Matthew’s version of the Transfiguration is meant to put us in mind of that earlier mountaintop experience. Matthew intends for us to see this event in light of the giving of the Torah on Mt. Sinai, and also to interpret the events at Mt. Sinai in light of the appearance of Jesus Christ.
Matthew wants us to make the connection between Moses and Jesus, between Mount Sinai and the Mount of the Transfiguration, between the glory that surrounded Moses and the glory that came down on Jesus Christ that day. But there is another set of resonances that Matthew wants to make clear. When Jesus was baptized, a voice from heaven announced, “This is my beloved Son.” Now, at the Transfiguration, a voice again comes from heaven, saying, “This is my beloved Son.”
It is that voice, heard by the disciples for the first time that Matthew uses as the cause of the disciples’ fear. They had not heard it at Jesus’ baptism, they were not there, and even if they knew Jesus was the Son of God—after all, Peter had already made his confession—the words from heaven confirming it brought terror into their hearts.

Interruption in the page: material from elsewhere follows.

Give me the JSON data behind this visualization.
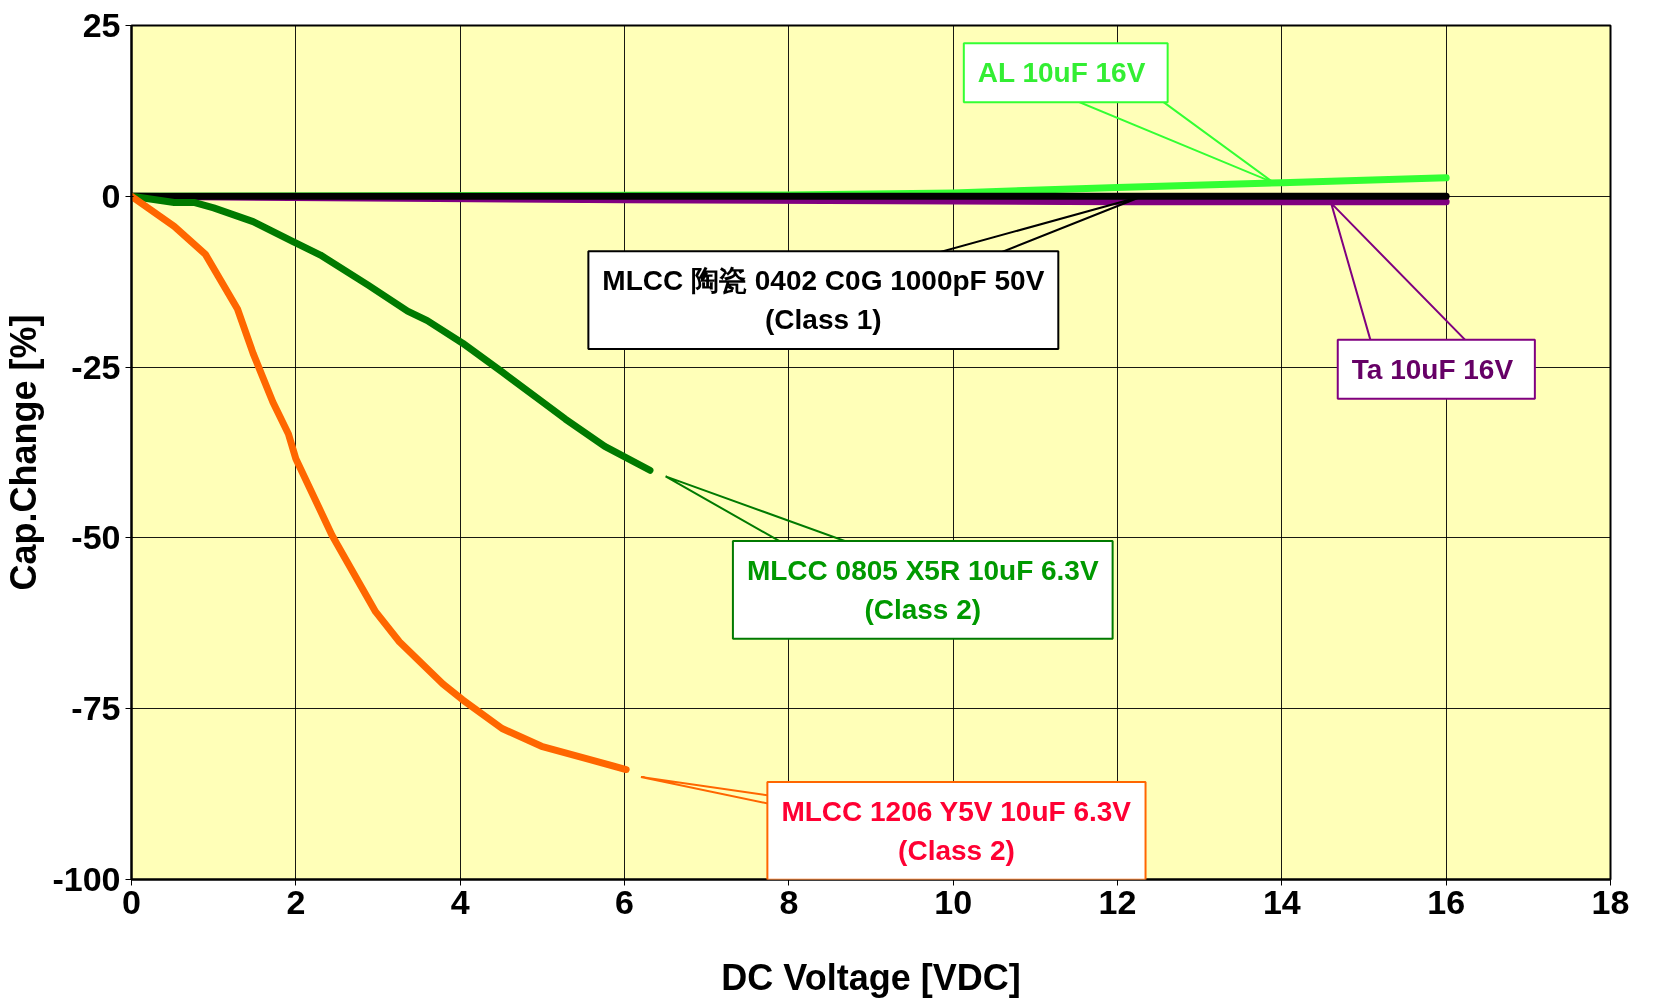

But something else happened, too.
In the midst of their fear, when they had fallen on the ground, Jesus came to them. It’s one of those moments in the gospel that we might pass over with little notice, but in fact, it is something that is full of meaning because it is something we actually see rarely in the gospels. Usually, of course, it is the disciples who come to Jesus. In John, Jesus called the disciples, by telling them, “Come and see.” In the Synoptics he asks them to follow him. And so they do. But this time, Jesus comes to them. And in that gesture, two things happen. Their fear goes away, and the miraculous event comes to an end. They go down the mountain, and return to the journey that will take them to Jerusalem, and to the cross.

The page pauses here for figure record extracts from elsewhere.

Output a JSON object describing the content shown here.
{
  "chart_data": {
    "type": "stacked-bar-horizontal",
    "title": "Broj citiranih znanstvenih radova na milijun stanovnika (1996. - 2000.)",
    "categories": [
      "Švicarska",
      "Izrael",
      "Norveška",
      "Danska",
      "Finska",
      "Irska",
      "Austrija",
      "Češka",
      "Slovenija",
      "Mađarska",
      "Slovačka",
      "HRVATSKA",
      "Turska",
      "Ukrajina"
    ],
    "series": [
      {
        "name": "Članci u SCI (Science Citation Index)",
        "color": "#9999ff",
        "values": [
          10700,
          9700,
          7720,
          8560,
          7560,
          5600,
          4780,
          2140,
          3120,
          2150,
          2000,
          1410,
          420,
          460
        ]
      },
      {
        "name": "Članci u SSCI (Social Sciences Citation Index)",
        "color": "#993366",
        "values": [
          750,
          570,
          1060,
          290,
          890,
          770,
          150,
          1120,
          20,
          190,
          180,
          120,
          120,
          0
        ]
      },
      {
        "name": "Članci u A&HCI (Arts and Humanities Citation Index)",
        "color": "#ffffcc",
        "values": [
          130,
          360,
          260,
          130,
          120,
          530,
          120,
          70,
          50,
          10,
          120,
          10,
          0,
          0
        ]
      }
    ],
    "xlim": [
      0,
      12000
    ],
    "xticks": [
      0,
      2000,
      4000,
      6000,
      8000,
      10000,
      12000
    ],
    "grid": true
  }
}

S. Teresa of Avila, that great sixteenth century Spanish mystic, wrote with great profundity and some humor about prayer. She knew both about the heights of mystical experience when she was united with God, and times when God seemed remote from her, times when she could not feel his presence and could not speak to him. She called those times, dryness. Her close companion St. John of the Cross, wrote of the dark night of the soul, when he lost all sense of God’s presence. We all know of such times, times when our faith is nothing more than a distant memory, times when we despair of the existence of God, wonder whether we will ever again feel the presence of Jesus Christ in our hearts. But most of us also have had mountaintop experiences. Perhaps we didn’t see Jesus walking with Moses and Elijah basking in glorious light, but we have had experiences when we felt his presence certainly and completely.
Such experiences never last. They are fleeting and they often leave us thirsting for more and trying to relive them. Like the disciples and Jesus, like Moses too, who when he came down from the mountain, saw the Israelites dancing around a golden calf, we too, need to come down from the mountain and continue our journey. Like Jesus and the disciples, our journey takes us toward Jerusalem and the passion. The mountain of the Transfiguration will be at our back as we look forward to Good Friday and the cross.

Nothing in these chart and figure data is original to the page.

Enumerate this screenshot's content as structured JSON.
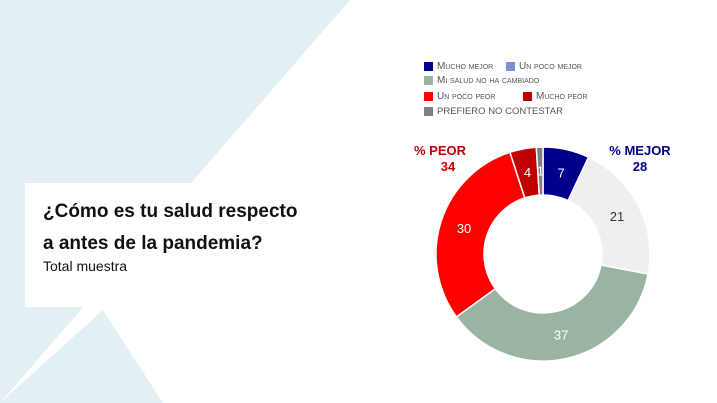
{
  "title": "¿Cómo es tu salud respecto a antes de la pandemia?",
  "subtitle": "Total muestra",
  "chart_data": {
    "type": "pie",
    "donut": true,
    "categories": [
      "Mucho mejor",
      "Un poco mejor",
      "Mi salud no ha cambiado",
      "Un poco peor",
      "Mucho peor",
      "PREFIERO NO CONTESTAR"
    ],
    "values": [
      7,
      21,
      37,
      30,
      4,
      1
    ],
    "slice_labels": [
      "7",
      "21",
      "37",
      "30",
      "4",
      "1"
    ],
    "colors": [
      "#00008b",
      "#efefef",
      "#99b4a0",
      "#ff0000",
      "#c00000",
      "#7f7f7f"
    ],
    "legend_colors": [
      "#00008b",
      "#7b8fd3",
      "#99b4a0",
      "#ff0000",
      "#c00000",
      "#7f7f7f"
    ],
    "legend_placement": "top",
    "annotations": [
      {
        "label": "% PEOR",
        "value": "34",
        "color": "#c00000"
      },
      {
        "label": "% MEJOR",
        "value": "28",
        "color": "#00008b"
      }
    ]
  }
}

There’s a tendency in our religious culture to emphasize joy and celebration. There’s certainly a place for that. But there is also a place in our faith for other emotions, other experiences. Teresa learned from her experiences of dryness, John saw the dark night of the soul as one stage in his relationship with God. The coming of Ash Wednesday and Lent offers us the opportunity to explore new depths in our relationship with God, to experience Christ in new and unsettling ways. But whatever happens in the coming season of Lent, or even in those little Lents in our own lives, times when we lose sight of the joy of life in Christ, we can always remember that like the disciples, the mount of transfiguration is at our back, and on the other side of the cross is the resurrection. Thanks be to God.